En este momento, junto al Instituto Ethos y otras organizaciones de los sectores público, privado y de la sociedad civil organizada, Fundación Avina co-crea el diseño participativo de un sistema de Integridad para Brasil, propositivo en la mejora de los procesos democráticos y republicanos de planeamiento e implementación de políticas públicas, consolidando avances y corrigiendo los numerosos vicios de una cultura clientelista y oportunista que todavía conforma muchas dimensiones del sistema político del país.

El mismo tipo de ejemplo surge de los numerosos procesos de innovación política que tienen lugar en Brasil y en toda América Latina, protagonizados por jóvenes que quieren recuperar la promesa democrática bajo otras premisas, otras prácticas y otros valores.  Lejos de la anti-política, hablan sobre cómo recuperar la política.

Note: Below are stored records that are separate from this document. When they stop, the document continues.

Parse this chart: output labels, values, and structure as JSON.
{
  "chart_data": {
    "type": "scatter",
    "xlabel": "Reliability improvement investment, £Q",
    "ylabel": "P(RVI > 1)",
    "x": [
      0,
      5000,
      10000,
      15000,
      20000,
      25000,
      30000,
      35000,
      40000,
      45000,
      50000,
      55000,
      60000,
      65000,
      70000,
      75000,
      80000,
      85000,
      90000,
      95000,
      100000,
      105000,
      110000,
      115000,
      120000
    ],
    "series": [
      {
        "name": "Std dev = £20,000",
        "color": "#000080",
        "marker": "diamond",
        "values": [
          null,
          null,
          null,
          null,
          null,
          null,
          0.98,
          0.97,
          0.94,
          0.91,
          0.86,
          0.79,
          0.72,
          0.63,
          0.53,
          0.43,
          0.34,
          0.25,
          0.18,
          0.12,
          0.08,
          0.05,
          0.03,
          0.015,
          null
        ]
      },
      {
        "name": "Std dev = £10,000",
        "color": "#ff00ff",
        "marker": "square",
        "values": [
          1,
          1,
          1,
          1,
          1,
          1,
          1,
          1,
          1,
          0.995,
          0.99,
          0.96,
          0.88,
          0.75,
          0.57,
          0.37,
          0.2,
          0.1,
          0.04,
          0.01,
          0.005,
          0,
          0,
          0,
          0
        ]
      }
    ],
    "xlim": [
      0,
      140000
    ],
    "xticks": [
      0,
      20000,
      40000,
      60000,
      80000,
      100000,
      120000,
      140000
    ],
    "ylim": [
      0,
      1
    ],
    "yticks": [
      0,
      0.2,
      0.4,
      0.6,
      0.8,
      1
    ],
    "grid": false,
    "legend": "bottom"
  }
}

En la Fundación Avina, comprendemos que éste es uno de los momentos más críticos – una oportunidad sin igual –  para un renovador pacto entre lo más de 210 millones de brasileños y brasileñas en torno a un proyecto de país que asegure, de hecho, esperanza, ingresos, inclusión, voz, educación, salud, medio ambiente y bienes públicos a todos y todas.

¡Nosotros y toda América Latina queremos el Brasil innovador y creativo que siempre nos inspiró!